• Ida Haubart Lund-Larsen
4. term, Global Refugee Studies, Master (Master Programme)
In this project I investigate the relationship between the private security industry and the European Commission to reveal how the influence of commercial actors have taken part in shaping the Migration & Border Management and Security & Defence budgets within the next multi- annual financial framework (MFF) spanning the next seven years from 2021 to 2027, and currently being negotiated between the EU institutions. I have used this long-term budget as a case of analysis to show how immigration is administratively treated as a security issue within the EU Commission. By applying the theoretical lens of the Paris School of security, as presented by the scholars Didier Bigo and Jef Huysmans, I argue that the EU Commission as well as the private security industry frame immigration as an existential threat through discursive and institutional practices and therefore neglect a refugee perspective, which impairs a humanitarian response. Critically questioning the securitization perspective, I further argue that the securitization of immigration is not a process where the end goal is to exclude and criminalize immigrants and militarize borders alone, it is more so part of a broader economic scheme to create and sustain a lucrative and competitive single market within the European Union, which further investment in the private security industry can provide. The project is inspired and motivated by having spent five months in Brussels interning in the European Parliament, where I was both an observer and participant of lobbyism: an ever-present practice, which happens both publicly and behind the scenes.
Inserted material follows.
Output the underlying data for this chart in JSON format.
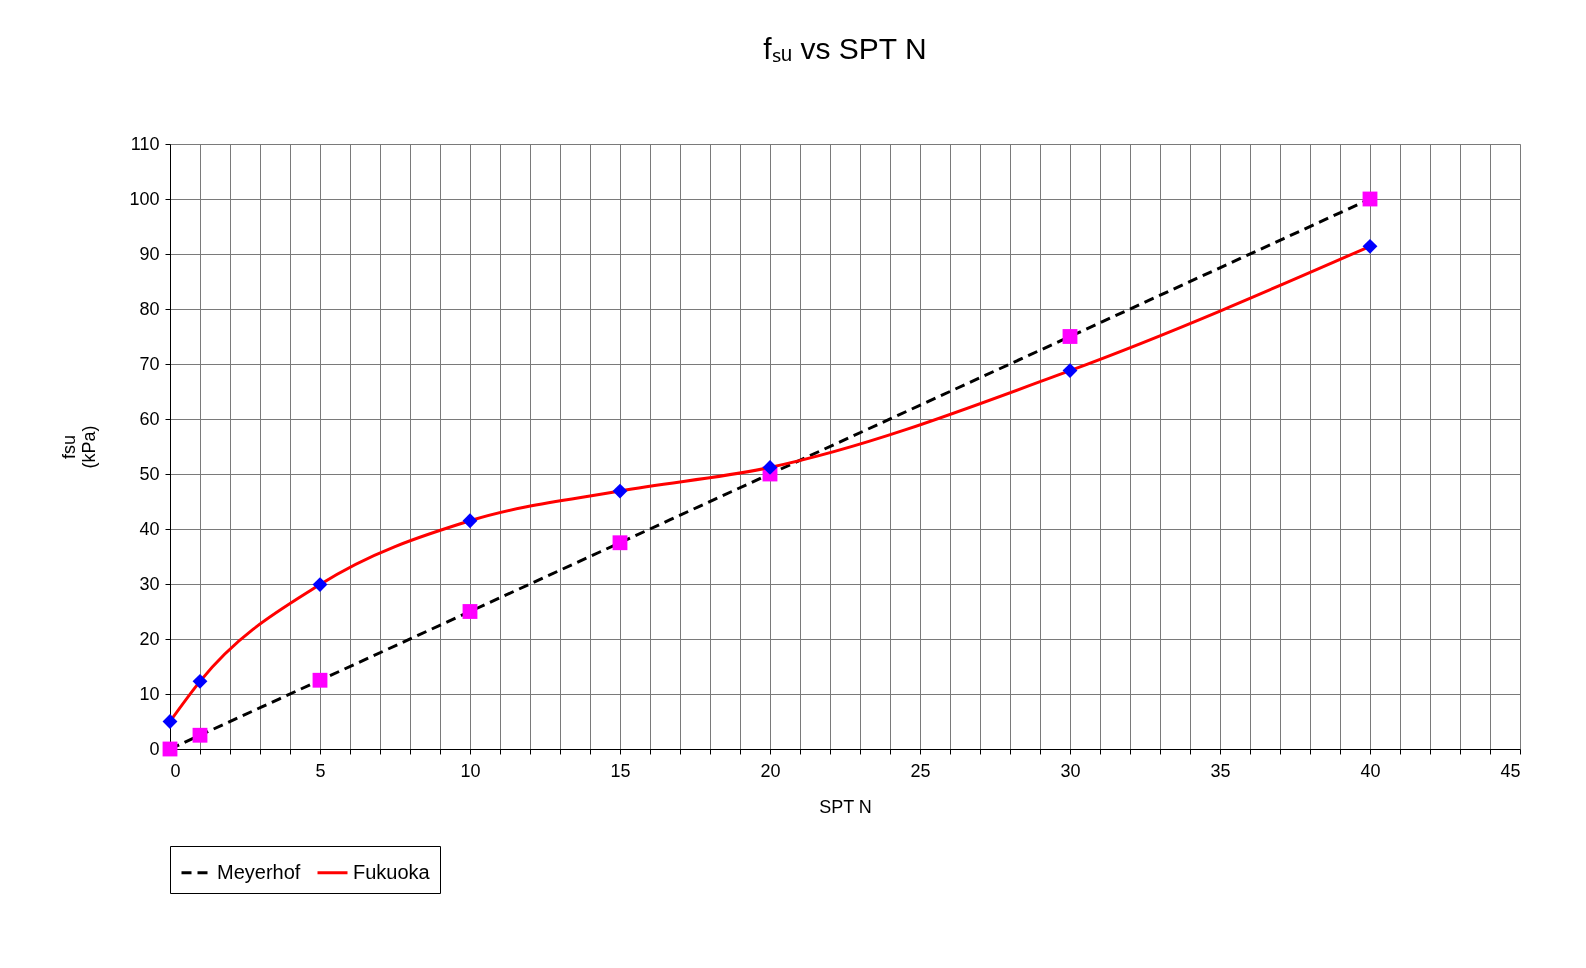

To frame my ethnographic findings, concepts from Irving Goffman’s performance theory is used. This inside experience has given me access and insight to how the lines between public institutions and private interests are blurred and ultimately how policy is in influenced within the EU. I will use these observations in parallel with an investigation of how the private security companies lobby and form relationships with policy makers, in order to maintain their influential positions. This I argue is the result of a process of neoliberalization and market logic, which allows private actors to both be advisors and merchants to the EU.